More from USA Today:
“With Chicago enduring daunting levels of gun violence, a $36 billion public worker pension crisis and discontent in some corners of the city’s African-American population with his leadership, polls showed Emanuel faced a difficult, but not insurmountable, path to re-election.
A poll commissioned by one of Emanuel’s campaign backers and published last month showed that the mayor had backing of about 32 percent of voters in the crowded field – and a 19-point lead over his closest competitor, former police superintendent Garry McCarthy, but not enough to face avoid a runoff. The poll was conducted by New York-based Global Strategy Group. Emanuel also raised more than $10 million for the re-election effort.”
The announcement came on the eve of a police shooting trail (of 17-year-old Laquan McDonald) that has plagued his second term.

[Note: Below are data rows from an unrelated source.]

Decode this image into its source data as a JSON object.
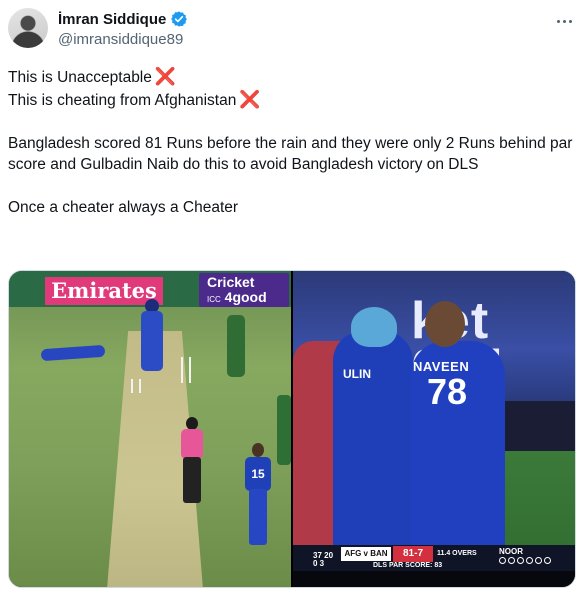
{
  "author": {
    "name": "İmran Siddique",
    "handle": "@imransiddique89",
    "verified_color": "#1d9bf0"
  },
  "tweet": {
    "lines": [
      "This is Unacceptable",
      "This is cheating from Afghanistan",
      "Bangladesh scored 81 Runs before the rain and they were only 2 Runs behind par score and Gulbadin Naib do this to avoid Bangladesh victory on DLS",
      "Once a cheater always a Cheater"
    ],
    "cross_mark": "❌"
  },
  "media": {
    "left": {
      "sponsor_board": "Emirates",
      "cricket4good_line1": "Cricket",
      "cricket4good_line2": "ICC",
      "cricket4good_line3": "4good",
      "fielder_number": "15"
    },
    "right": {
      "background_text": "ket\n00d",
      "player_names": [
        "ULIN",
        "NAVEEN"
      ],
      "player_number": "78",
      "scorebar": {
        "stat_left_top": "37 20",
        "stat_left_bottom": "0 3",
        "teams": "AFG v BAN",
        "score": "81-7",
        "overs": "11.4 OVERS",
        "par": "DLS PAR SCORE: 83",
        "bowler": "NOOR"
      }
    }
  },
  "icons": [
    "verified-badge-icon",
    "more-options-icon",
    "cross-mark-icon"
  ]
}
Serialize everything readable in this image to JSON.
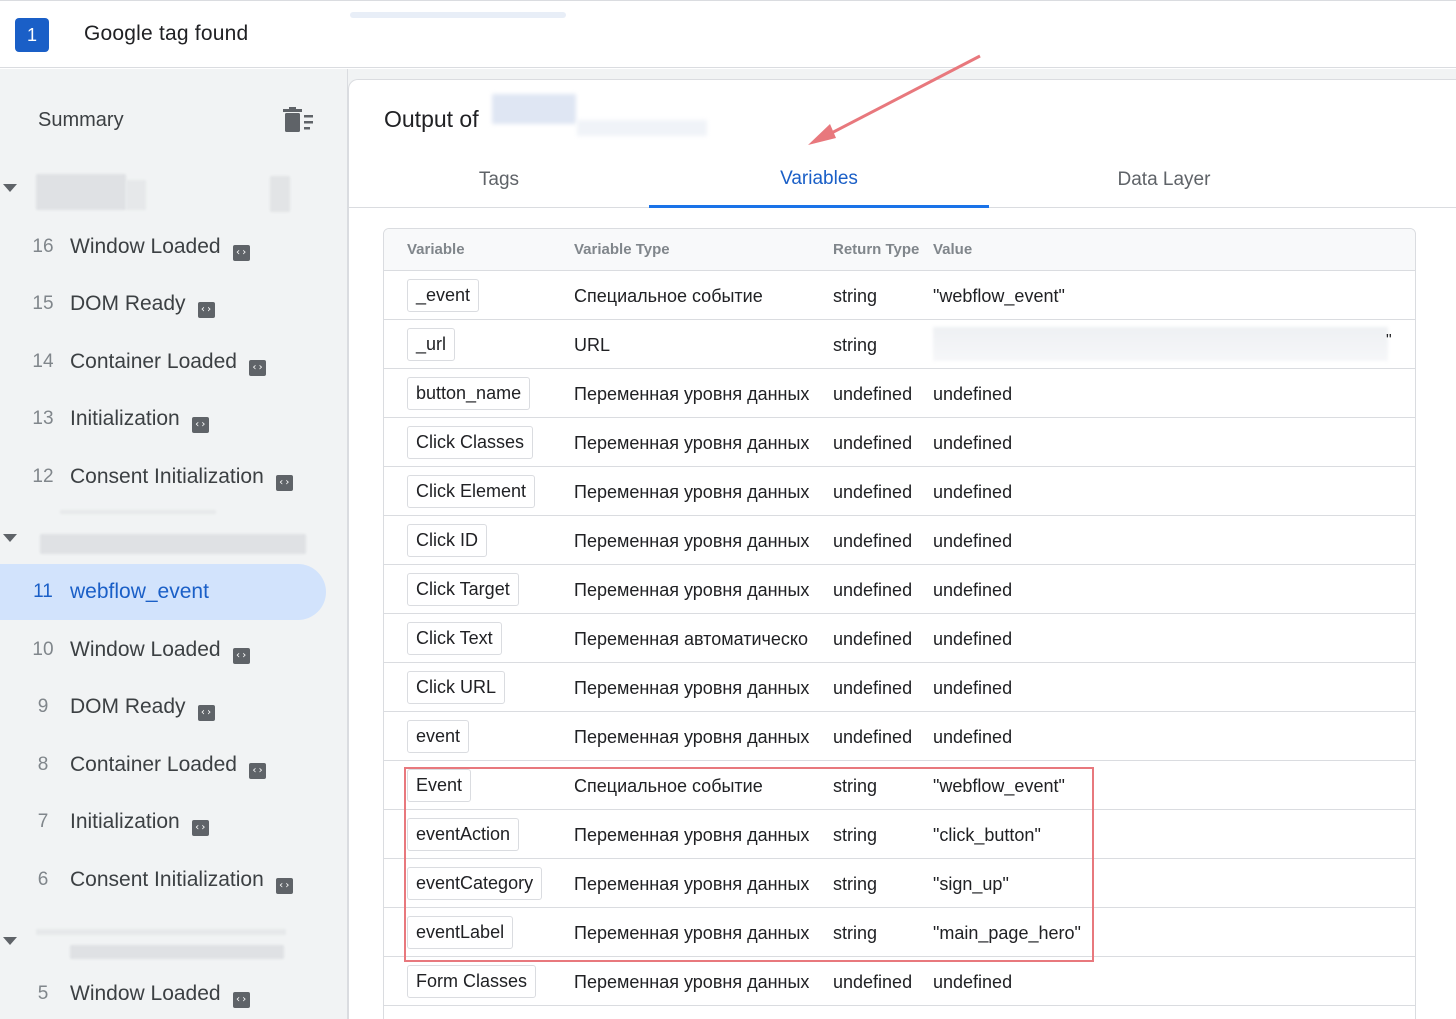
{
  "header": {
    "badge": "1",
    "title": "Google tag found"
  },
  "sidebar": {
    "summary_label": "Summary",
    "events": [
      {
        "num": "16",
        "name": "Window Loaded",
        "icon": "tag-icon"
      },
      {
        "num": "15",
        "name": "DOM Ready",
        "icon": "tag-icon"
      },
      {
        "num": "14",
        "name": "Container Loaded",
        "icon": "tag-icon"
      },
      {
        "num": "13",
        "name": "Initialization",
        "icon": "tag-icon"
      },
      {
        "num": "12",
        "name": "Consent Initialization",
        "icon": "tag-icon"
      },
      {
        "num": "11",
        "name": "webflow_event",
        "selected": true
      },
      {
        "num": "10",
        "name": "Window Loaded",
        "icon": "tag-icon"
      },
      {
        "num": "9",
        "name": "DOM Ready",
        "icon": "tag-icon"
      },
      {
        "num": "8",
        "name": "Container Loaded",
        "icon": "tag-icon"
      },
      {
        "num": "7",
        "name": "Initialization",
        "icon": "tag-icon"
      },
      {
        "num": "6",
        "name": "Consent Initialization",
        "icon": "tag-icon"
      },
      {
        "num": "5",
        "name": "Window Loaded",
        "icon": "tag-icon"
      }
    ]
  },
  "main": {
    "output_title": "Output of",
    "tabs": [
      {
        "label": "Tags",
        "active": false
      },
      {
        "label": "Variables",
        "active": true
      },
      {
        "label": "Data Layer",
        "active": false
      }
    ],
    "table": {
      "headers": {
        "variable": "Variable",
        "type": "Variable Type",
        "return_type": "Return Type",
        "value": "Value"
      },
      "rows": [
        {
          "name": "_event",
          "type": "Специальное событие",
          "ret": "string",
          "value": "\"webflow_event\""
        },
        {
          "name": "_url",
          "type": "URL",
          "ret": "string",
          "value": ""
        },
        {
          "name": "button_name",
          "type": "Переменная уровня данных",
          "ret": "undefined",
          "value": "undefined"
        },
        {
          "name": "Click Classes",
          "type": "Переменная уровня данных",
          "ret": "undefined",
          "value": "undefined"
        },
        {
          "name": "Click Element",
          "type": "Переменная уровня данных",
          "ret": "undefined",
          "value": "undefined"
        },
        {
          "name": "Click ID",
          "type": "Переменная уровня данных",
          "ret": "undefined",
          "value": "undefined"
        },
        {
          "name": "Click Target",
          "type": "Переменная уровня данных",
          "ret": "undefined",
          "value": "undefined"
        },
        {
          "name": "Click Text",
          "type": "Переменная автоматическо",
          "ret": "undefined",
          "value": "undefined"
        },
        {
          "name": "Click URL",
          "type": "Переменная уровня данных",
          "ret": "undefined",
          "value": "undefined"
        },
        {
          "name": "event",
          "type": "Переменная уровня данных",
          "ret": "undefined",
          "value": "undefined"
        },
        {
          "name": "Event",
          "type": "Специальное событие",
          "ret": "string",
          "value": "\"webflow_event\""
        },
        {
          "name": "eventAction",
          "type": "Переменная уровня данных",
          "ret": "string",
          "value": "\"click_button\""
        },
        {
          "name": "eventCategory",
          "type": "Переменная уровня данных",
          "ret": "string",
          "value": "\"sign_up\""
        },
        {
          "name": "eventLabel",
          "type": "Переменная уровня данных",
          "ret": "string",
          "value": "\"main_page_hero\""
        },
        {
          "name": "Form Classes",
          "type": "Переменная уровня данных",
          "ret": "undefined",
          "value": "undefined"
        }
      ],
      "url_tail": "\""
    }
  },
  "colors": {
    "accent": "#1a73e8",
    "highlight": "#e8787d",
    "selected_bg": "#d2e3fc"
  }
}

Emanuel fought to keep the video of the police incident from the public yet a judge ordered it made public in November 2015.
From Chicago Tribune:
“Jury selection is scheduled to start Wednesday in the murder trial of Officer Jason Van Dyke, who shot the knife-wielding teen 16 times in October 2014. Lawyers at the trial, which is poised to draw non-stop local media coverage and national attention, could spend weeks poring over the white officer’s decision to empty his magazine into the African-American 17-year-old, shooting him several times as he laid on the street.
Van Dyke’s lawyers are expected to argue self-defense.
Despite Emanuel’s exit, the McDonald shooting could still loom over the 2019 election, as the scandal shaped the careers of several contenders in the populous field. Candidates include Garry McCarthy, the former police superintendent Emanuel fired as the controversy deepened, and Lori Lightfoot, the former Chicago Police Board president who has played a central role in the administration’s police reform efforts.
In his remarks Tuesday morning, Emanuel largely focused on personal reasons for leaving office and did not directly address the McDonald scandal. His spokesman, Adam Collins, said the upcoming trial was not a factor in the decision.”